DP has also been criticised for the 'difficulty of 'getting to grips' with it due to the lack of prescription regarding how it should be done' (Lettinga, 2002: 540). However, if DP is presented as another research 'tool' 'it has the potential to be used as a value-free technology' (Parker & Burman, 1993: 162). Another weakness of DP is that it assumes that the world can be changed simply by writing it differently. We can also criticise DP on the grounds of overfocusing on texts and disregarding other forms of discourse that are manifested in ways other than words (Widdowson, 2001; Widdowson, 1995; Crowe, 2005).
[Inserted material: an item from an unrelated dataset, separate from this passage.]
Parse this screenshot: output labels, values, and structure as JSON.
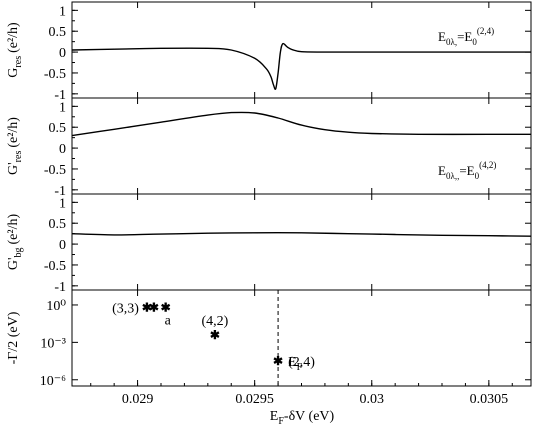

By this I mean that DP does not provide guidance on how to study ‘private manifestations of discourse such as thought and self-awareness.’ (Willing, 2001: 101). Nevertheless, one of strengths of this methodology is its awareness of the socio-political and moral implications of research (Parker, 1999b). Additionally, DP provides rigorous and systematic means of addressing social problems and formulating solutions for political change (Mather, 2000).
Conclusion
This study analysed discourses surrounding gender and the politics of I.Q. I critically examined the rhetorical context in which news reports and research on gender and intelligence is produced. I also outlined the principles of DA and DP through a review of the relevant literature in this field. It should be evident that the project of DP is challenging since that its relativist stance and lack of prescription regarding how it should be done raises certain problems in terms of its practical application. Nevertheless, I believe that DP provides an ideal framework for analysing texts that deal with psychological phenomena such as ‘intelligence’. I hope that this paper will act as a catalyst for more and different studies in the future. Subsequent research in this field should seek to identify discourses on cross-cultural differences and I.Q.